Going round in circles (A Timeless Universe?)

The Economist: Going round in circles

In contradiction to most cosmologists’ opinions, two scientists have found evidence that the universe may have existed for ever.

WHAT happened before the beginning of time is—by definition, it might be thought—metaphysics. At least one physicist, though, thinks there is nothing meta about the question at all. Roger Penrose, of Oxford University, believes that the Big Bang in which the visible universe began was not actually the beginning of everything. It was merely the latest example of a series of such bangs that renew reality when it is getting tired out. More importantly, he thinks that the pre-Big Bang past has left an imprint on the present that can be detected and analysed, and that he and a colleague in Armenia have found it.

The imprint in question is in the cosmic microwave background (CMB). This is a bath of radiation that fills the whole universe. It was frozen in its present form some 300,000 years after the Big Bang, and thus carries information about what the early universe was like. The CMB is almost, but not quite, uniform, and the known irregularities in it are thought to mark the seeds from which galaxies—and therefore stars and planets—grew.
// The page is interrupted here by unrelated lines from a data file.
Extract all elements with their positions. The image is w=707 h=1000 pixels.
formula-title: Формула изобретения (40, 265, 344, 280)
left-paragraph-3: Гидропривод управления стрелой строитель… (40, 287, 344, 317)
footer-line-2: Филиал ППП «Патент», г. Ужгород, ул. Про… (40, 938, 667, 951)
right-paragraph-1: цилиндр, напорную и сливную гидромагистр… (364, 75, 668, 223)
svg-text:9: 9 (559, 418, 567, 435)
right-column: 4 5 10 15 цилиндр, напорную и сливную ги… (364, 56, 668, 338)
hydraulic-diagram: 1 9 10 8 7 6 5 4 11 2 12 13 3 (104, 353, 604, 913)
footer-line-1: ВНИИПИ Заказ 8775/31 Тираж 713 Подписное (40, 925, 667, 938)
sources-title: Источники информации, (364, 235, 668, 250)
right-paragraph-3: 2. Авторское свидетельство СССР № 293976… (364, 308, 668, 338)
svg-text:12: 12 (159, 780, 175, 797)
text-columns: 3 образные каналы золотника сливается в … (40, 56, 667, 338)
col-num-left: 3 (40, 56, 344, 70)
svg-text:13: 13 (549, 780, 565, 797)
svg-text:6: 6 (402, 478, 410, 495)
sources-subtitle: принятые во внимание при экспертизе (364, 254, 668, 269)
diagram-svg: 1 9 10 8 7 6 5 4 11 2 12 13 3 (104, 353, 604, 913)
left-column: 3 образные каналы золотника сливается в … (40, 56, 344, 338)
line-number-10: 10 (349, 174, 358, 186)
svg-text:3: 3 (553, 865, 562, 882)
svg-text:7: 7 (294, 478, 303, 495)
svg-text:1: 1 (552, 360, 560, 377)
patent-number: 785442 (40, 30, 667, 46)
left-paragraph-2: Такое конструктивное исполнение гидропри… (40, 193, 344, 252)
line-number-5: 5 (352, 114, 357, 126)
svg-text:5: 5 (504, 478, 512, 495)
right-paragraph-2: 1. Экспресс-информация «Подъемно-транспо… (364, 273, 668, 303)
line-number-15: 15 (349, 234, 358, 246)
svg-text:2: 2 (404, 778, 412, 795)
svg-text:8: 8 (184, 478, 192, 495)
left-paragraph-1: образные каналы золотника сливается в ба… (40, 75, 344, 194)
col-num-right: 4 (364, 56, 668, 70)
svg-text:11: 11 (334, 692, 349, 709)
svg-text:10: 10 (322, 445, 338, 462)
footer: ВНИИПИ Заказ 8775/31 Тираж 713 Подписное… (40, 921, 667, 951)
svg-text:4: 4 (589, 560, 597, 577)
Dr Penrose, though, predicts another form of irregularity—great circles in the sky where the microwave background is slightly more uniform than it should be. These, if they exist, would be fossil traces of black holes from the pre-Big Bang version of reality. And in a paper just published in arXiv.org, an online database, he claims they do indeed exist. …

 

 


Comments

2 responses to “Going round in circles (A Timeless Universe?)”

  1. and then, only a week later, “nature” comes out with the exact reverse!
    http://www.nature.com/news/2010/101210/full/news.2010.665.html

  2. Phil, thanks for the link. It is fascinating stuff but this topic goes over my head in a hurry.